This is National Volunteer Week (Apr. 27 – May 3), an annual celebration established by presidential executive order in 1974 that recognizes volunteers and the contributions they make to our communities. This year’s theme: “Volunteer to Change the World.”
In keeping with that focus, I introduced legislation Monday to make it easier for federal employees to do community service, particularly service that requires travel such as helping with disaster relief in places like New Orleans and the Mississippi Delta.

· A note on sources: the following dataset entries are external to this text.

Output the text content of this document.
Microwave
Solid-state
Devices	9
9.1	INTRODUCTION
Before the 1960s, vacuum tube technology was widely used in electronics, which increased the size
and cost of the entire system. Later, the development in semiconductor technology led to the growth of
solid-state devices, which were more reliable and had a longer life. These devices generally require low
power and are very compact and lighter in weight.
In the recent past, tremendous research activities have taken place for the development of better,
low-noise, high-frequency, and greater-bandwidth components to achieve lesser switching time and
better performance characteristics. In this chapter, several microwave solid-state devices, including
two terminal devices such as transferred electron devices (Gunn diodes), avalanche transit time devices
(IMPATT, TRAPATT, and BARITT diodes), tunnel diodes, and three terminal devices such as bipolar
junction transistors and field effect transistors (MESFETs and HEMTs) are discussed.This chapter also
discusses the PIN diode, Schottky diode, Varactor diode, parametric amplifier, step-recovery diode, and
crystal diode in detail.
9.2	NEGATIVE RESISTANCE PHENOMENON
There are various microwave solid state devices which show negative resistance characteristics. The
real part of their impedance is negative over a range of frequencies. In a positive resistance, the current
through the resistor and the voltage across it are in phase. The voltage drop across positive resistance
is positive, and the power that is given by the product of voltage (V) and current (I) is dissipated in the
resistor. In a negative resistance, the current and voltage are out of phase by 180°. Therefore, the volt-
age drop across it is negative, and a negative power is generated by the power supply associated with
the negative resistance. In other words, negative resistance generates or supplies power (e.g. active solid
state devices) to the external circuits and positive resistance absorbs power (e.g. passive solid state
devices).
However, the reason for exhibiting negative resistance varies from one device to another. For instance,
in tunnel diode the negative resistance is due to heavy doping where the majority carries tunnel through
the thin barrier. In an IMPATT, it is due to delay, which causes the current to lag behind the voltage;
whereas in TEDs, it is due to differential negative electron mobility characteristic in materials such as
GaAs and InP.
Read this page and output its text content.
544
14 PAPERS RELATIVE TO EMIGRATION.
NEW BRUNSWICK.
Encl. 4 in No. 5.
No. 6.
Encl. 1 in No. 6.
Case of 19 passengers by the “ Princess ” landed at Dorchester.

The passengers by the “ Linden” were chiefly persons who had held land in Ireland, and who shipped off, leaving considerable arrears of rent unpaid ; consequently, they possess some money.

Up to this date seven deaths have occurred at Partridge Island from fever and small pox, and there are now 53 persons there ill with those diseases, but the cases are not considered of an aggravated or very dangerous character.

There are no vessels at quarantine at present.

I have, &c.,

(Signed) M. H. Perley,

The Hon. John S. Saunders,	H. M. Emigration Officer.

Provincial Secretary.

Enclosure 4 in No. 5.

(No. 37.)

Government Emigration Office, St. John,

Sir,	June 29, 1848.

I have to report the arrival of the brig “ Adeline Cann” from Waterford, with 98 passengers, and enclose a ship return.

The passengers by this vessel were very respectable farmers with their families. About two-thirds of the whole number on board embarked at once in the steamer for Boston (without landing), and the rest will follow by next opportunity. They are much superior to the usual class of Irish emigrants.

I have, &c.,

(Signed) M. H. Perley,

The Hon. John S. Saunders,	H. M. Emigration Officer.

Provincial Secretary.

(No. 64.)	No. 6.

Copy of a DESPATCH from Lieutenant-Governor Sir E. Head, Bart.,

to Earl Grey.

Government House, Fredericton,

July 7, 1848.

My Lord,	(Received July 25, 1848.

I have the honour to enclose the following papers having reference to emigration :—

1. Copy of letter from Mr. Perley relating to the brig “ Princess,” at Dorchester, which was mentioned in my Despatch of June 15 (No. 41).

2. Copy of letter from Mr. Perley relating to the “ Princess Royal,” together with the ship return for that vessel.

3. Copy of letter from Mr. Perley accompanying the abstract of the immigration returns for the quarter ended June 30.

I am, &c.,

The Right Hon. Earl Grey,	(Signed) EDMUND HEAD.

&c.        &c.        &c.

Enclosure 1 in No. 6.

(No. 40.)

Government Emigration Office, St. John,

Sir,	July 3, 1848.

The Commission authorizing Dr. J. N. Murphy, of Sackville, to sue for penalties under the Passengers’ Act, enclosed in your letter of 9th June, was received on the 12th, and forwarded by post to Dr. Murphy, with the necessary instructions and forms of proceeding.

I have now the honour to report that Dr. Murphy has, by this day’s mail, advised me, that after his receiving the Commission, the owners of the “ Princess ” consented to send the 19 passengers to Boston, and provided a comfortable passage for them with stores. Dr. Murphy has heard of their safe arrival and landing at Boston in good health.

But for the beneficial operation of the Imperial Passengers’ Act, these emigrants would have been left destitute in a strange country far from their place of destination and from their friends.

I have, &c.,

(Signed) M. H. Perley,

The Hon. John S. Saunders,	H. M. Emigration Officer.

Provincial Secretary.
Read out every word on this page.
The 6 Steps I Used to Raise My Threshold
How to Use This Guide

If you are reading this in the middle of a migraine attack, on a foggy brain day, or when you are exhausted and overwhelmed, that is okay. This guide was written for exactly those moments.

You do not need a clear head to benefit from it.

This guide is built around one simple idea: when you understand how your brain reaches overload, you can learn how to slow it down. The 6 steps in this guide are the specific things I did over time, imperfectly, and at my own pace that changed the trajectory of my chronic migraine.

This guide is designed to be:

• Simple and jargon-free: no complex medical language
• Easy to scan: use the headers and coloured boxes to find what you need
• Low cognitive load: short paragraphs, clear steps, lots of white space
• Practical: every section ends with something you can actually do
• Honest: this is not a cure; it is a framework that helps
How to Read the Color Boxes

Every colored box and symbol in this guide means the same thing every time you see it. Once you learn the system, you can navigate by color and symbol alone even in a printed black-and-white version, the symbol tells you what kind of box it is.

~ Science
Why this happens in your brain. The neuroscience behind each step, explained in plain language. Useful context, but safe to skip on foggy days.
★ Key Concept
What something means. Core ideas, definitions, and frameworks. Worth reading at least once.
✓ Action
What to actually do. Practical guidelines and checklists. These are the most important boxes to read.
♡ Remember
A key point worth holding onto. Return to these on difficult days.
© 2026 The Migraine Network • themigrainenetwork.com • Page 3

It’s a concept that innovators in the private sector are already on to, providing paid time to allow for community service. The bill would let civil servants use two sick days per year for qualified community service. Qualified community service means work for organizations that participate in the Combined Federal Campaign, the world’s largest and most successful annual workplace charity campaign, or organizations ok’d by the Office of Personnel Management.
Studies have shown that volunteerism boosts morale, productivity and personal health. Volunteering also teaches communication and leadership skills that result in better-trained workers.
Nationwide, one-third of large U.S. companies have formal time-off policies in support of employee volunteer involvement, according to the Business for Social Responsibility. Over 40 percent of small businesses also offer a similar benefit.
Examples of private companies offering employee leave to perform community service include: CDW, Wegmans, Blue Cross Blue Shield of Minnesota, Toro Company, Xcel Energy and Wells Fargo. Wegmans and CDW have been rated by Fortune Magazine as two of the “100 Best Companies to Work For.”
This legislation is about providing our civil service with a benefit on par with what these top firms use to make their workplaces some of the most desirable in the U.S. It’s a recruitment and retention tool, but also a way to develop a happier, healthier and more highly skilled workforce.
It’s a win for the government because happier workers mean better workers. It’s a win for our civil servants because volunteerism brings both emotional and career development benefits. And it’s a win for our society at-large, as we help lift up people in need through community service.